The diagnosis of a sagittal position shift of the fibula based on lateral and anterior-posterior views is more difficult and easier to be overlooked than that on the horizontal view. This is probably due to the complicated anatomical relationship between the fibular incisure and the fibula, which comprise the main structure of the tibiofibular syndesmosis. Therefore, if we want to use CT to analyze whether the fibula has the displacement of sagittal position, we should determine the change of the relative position between the fibula and the fibular incisure. First, we used the forward and backward indices to determine a sagittal position shift of the fibula. The extra-anterior index is inversed to anterior index, which makes it negative, and likewise for extra-posterior index and posterior index. Second, to analyze the fibula relative to the length of the fibular incisure, we determined the length index. In other words, the clinical doctors should first determine whether the patient is inclusive or dissociative when using the CT images of the horizontal position to analyze whether the fibula has a sagittal position. Additionally, since the location of the fibula is relative to the fibular incisure plane, the fibula may tend to be relatively more anterior of the fibular incisure in individuals with a contained-type DTS and more posterior in those with a separated type. However, when using the length index for diagnosis the sagittal position shift of the fibula, we found that five patients (5.4%) had a fibular length that was longer than the fibular incisure plane. That is to say, these patients used CT for examination, because the margin of the fibula is beyond the anterior and posterior colliculi of the tibia, which increases the difficulty for the diagnosis of sagittal detachment.
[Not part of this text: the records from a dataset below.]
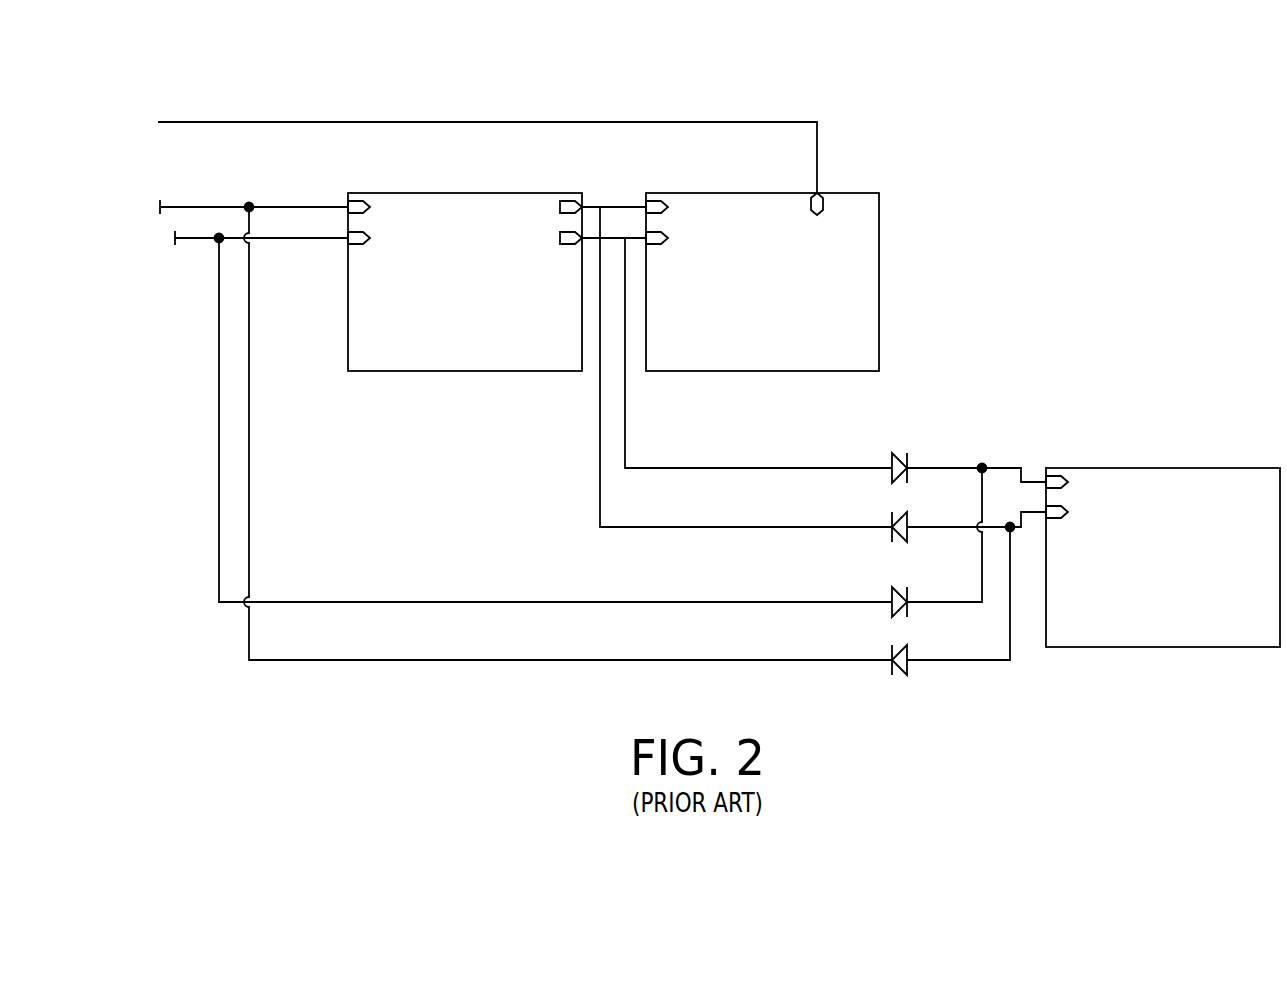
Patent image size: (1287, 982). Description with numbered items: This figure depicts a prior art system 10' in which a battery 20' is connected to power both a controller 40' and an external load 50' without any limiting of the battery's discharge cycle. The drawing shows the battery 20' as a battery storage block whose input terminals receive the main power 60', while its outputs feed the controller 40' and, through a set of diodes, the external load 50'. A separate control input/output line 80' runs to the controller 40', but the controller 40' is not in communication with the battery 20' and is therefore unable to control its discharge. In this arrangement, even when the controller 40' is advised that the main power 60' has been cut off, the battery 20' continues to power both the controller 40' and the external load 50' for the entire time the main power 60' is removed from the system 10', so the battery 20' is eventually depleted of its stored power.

The prior art system 10' is at (667, 365).
The battery 20' is at (465, 255).
The controller 40' is at (762, 255).
The external load 50' is at (1162, 531).
The main power 60' is at (473, 417).
The control I/O line 80' is at (475, 132).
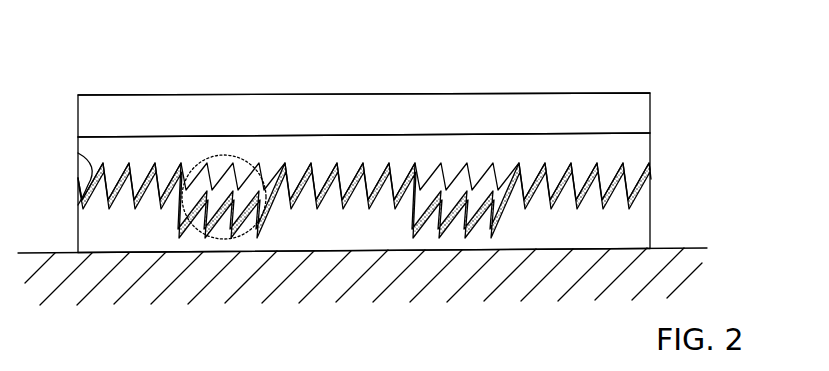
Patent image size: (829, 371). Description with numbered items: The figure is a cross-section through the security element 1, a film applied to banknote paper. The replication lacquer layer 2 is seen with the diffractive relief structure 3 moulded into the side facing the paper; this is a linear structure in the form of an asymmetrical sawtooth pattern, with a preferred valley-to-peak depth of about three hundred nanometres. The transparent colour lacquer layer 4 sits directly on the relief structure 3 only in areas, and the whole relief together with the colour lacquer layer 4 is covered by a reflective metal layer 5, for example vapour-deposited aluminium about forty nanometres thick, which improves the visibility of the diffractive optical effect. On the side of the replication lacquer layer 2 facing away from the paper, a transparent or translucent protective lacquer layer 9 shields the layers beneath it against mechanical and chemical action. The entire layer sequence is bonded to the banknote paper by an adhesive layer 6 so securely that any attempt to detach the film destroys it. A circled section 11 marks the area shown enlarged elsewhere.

The security element 1 is at (140, 96).
The replication lacquer layer 2 is at (647, 152).
The diffractive relief structure 3 is at (76, 154).
The transparent colour lacquer layer 4 is at (493, 177).
The reflective metal layer 5 is at (647, 176).
The adhesive layer 6 is at (647, 216).
The protective lacquer layer 9 is at (647, 112).
The section 11 is at (233, 155).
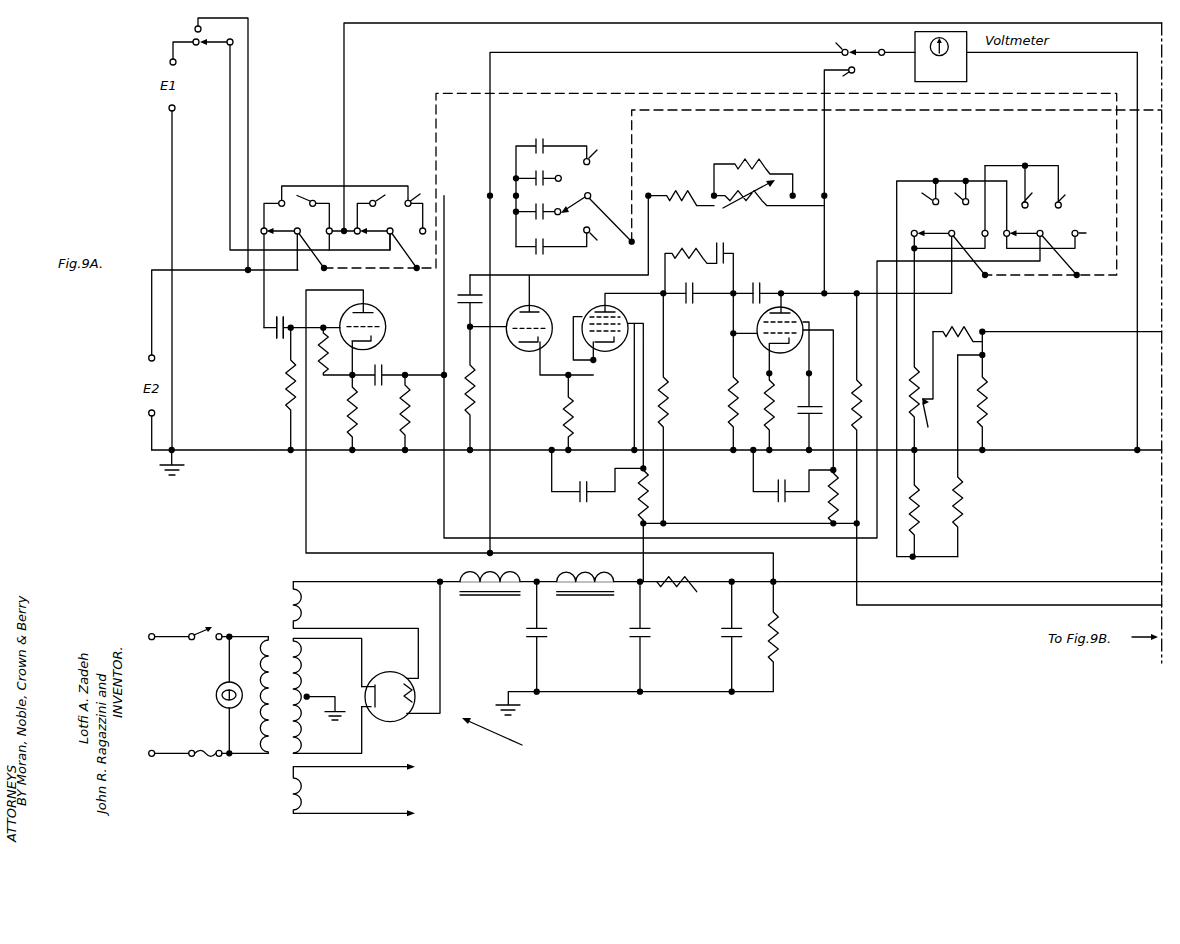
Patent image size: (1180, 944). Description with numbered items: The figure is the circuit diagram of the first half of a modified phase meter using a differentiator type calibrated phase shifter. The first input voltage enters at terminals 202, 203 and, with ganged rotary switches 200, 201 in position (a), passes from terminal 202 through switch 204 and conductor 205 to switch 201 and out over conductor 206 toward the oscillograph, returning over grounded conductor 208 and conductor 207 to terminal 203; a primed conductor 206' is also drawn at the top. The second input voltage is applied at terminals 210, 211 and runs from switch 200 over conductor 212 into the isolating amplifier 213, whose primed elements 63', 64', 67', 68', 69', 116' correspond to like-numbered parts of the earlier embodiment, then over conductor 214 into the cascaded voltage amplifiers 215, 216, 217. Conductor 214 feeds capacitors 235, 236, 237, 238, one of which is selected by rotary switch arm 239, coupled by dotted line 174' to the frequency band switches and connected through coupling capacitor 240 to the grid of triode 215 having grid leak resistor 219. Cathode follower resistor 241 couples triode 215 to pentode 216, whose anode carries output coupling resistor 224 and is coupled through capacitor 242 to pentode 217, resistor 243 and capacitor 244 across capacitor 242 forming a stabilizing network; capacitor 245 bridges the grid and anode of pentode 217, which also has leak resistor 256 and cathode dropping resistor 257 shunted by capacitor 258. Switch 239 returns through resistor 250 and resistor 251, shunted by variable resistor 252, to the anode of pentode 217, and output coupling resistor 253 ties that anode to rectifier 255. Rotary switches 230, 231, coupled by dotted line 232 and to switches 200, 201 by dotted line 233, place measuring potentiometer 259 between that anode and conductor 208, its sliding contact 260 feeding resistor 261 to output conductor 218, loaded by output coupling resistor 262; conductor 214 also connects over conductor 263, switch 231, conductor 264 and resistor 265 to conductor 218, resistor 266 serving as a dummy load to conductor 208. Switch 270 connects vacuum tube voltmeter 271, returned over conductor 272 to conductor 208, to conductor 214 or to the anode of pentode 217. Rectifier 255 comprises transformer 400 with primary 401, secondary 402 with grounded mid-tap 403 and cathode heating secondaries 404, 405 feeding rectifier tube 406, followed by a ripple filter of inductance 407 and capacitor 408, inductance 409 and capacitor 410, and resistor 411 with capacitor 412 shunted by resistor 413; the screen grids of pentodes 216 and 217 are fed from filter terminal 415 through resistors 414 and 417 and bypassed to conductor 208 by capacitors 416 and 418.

The rotary switch 200 is at (292, 229).
The rotary switch 201 is at (376, 229).
The upper input terminal 202 is at (178, 63).
The lower input terminal 203 is at (176, 110).
The switch 204 is at (218, 40).
The conductor 205 is at (230, 155).
The conductor 206 is at (753, 127).
The conductor 206' is at (1140, 343).
The conductor 207 is at (170, 227).
The grounded conductor 208 is at (235, 443).
The upper input terminal 210 is at (146, 355).
The lower input terminal 211 is at (146, 416).
The conductor 212 is at (263, 303).
The isolating amplifier 213 is at (378, 319).
The conductor 214 is at (443, 346).
The voltage amplifier 215 is at (545, 310).
The voltage amplifier 216 is at (622, 314).
The voltage amplifier 217 is at (798, 316).
The output conductor 218 is at (1095, 333).
The grid leak resistor 219 is at (476, 390).
The output coupling resistor 224 is at (672, 410).
The rotary switch 230 is at (940, 232).
The rotary switch 231 is at (1030, 232).
The dotted line 232 is at (1052, 278).
The dotted line 233 is at (1116, 155).
The capacitor 235 is at (548, 251).
The capacitor 236 is at (548, 219).
The capacitor 237 is at (550, 172).
The capacitor 238 is at (547, 141).
The rotary switch arm 239 is at (583, 189).
The coupling capacitor 240 is at (481, 293).
The cathode follower resistor 241 is at (574, 418).
The capacitor 242 is at (694, 301).
The resistor 243 is at (688, 248).
The capacitor 244 is at (725, 251).
The capacitor 245 is at (760, 290).
The resistor 250 is at (678, 192).
The resistor 251 is at (756, 162).
The variable resistor 252 is at (760, 200).
The output coupling resistor 253 is at (853, 380).
The rectifier 255 is at (507, 739).
The leak resistor 256 is at (728, 392).
The cathode dropping resistor 257 is at (778, 400).
The capacitor 258 is at (803, 418).
The measuring potentiometer 259 is at (922, 366).
The sliding contact 260 is at (935, 386).
The resistor 261 is at (976, 326).
The output coupling resistor 262 is at (990, 395).
The conductor 263 is at (443, 497).
The conductor 264 is at (921, 180).
The resistor 265 is at (968, 513).
The resistor 266 is at (921, 522).
The switch 270 is at (876, 50).
The vacuum tube voltmeter 271 is at (921, 63).
The conductor 272 is at (1137, 79).
The dotted line 174' is at (897, 176).
The capacitor 63' is at (259, 331).
The resistor 64' is at (259, 390).
The resistor 67' is at (334, 413).
The capacitor 68' is at (398, 355).
The resistor 69' is at (332, 363).
The resistor 116' is at (388, 413).
The transformer 400 is at (283, 647).
The primary 401 is at (265, 749).
The secondary 402 is at (310, 716).
The grounded mid-tap 403 is at (336, 698).
The cathode heating secondary 404 is at (311, 606).
The cathode heating secondary 405 is at (312, 793).
The rectifier tube 406 is at (386, 714).
The inductance 407 is at (490, 578).
The capacitor 408 is at (546, 640).
The inductance 409 is at (588, 577).
The capacitor 410 is at (649, 640).
The resistor 411 is at (697, 580).
The capacitor 412 is at (740, 640).
The resistor 413 is at (782, 640).
The resistor 414 is at (632, 502).
The terminal 415 is at (649, 580).
The capacitor 416 is at (578, 502).
The resistor 417 is at (828, 502).
The capacitor 418 is at (776, 500).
One of the limitations of the study is that this study was only conducted in a Chinese population. We are not sure whether there could be a difference between different ethnic groups. Further studies with multi-center collaboration are warranted. Another limitation of CT scans in this clinical setting is an inability to evaluate bone marrow edema and injuries to the ligaments and adjacent soft tissues. Another limitation was there are many scholars who have analyzed the morphology of the syndesmosis; however, these parameters have not been included in our study.

Conclusions

In conclusion, our study for the first time used CT scans to quantitatively calculate indices that describe normal variations in the anatomical relationship between the fibula and fibular incisure in the Chinese population. This would be helpful for improving the diagnostic accuracy of distal tibiofibular syndesmoses and providing optimal treatment in order to improve functional outcomes and reduce the risk of early degenerative changes for the patients.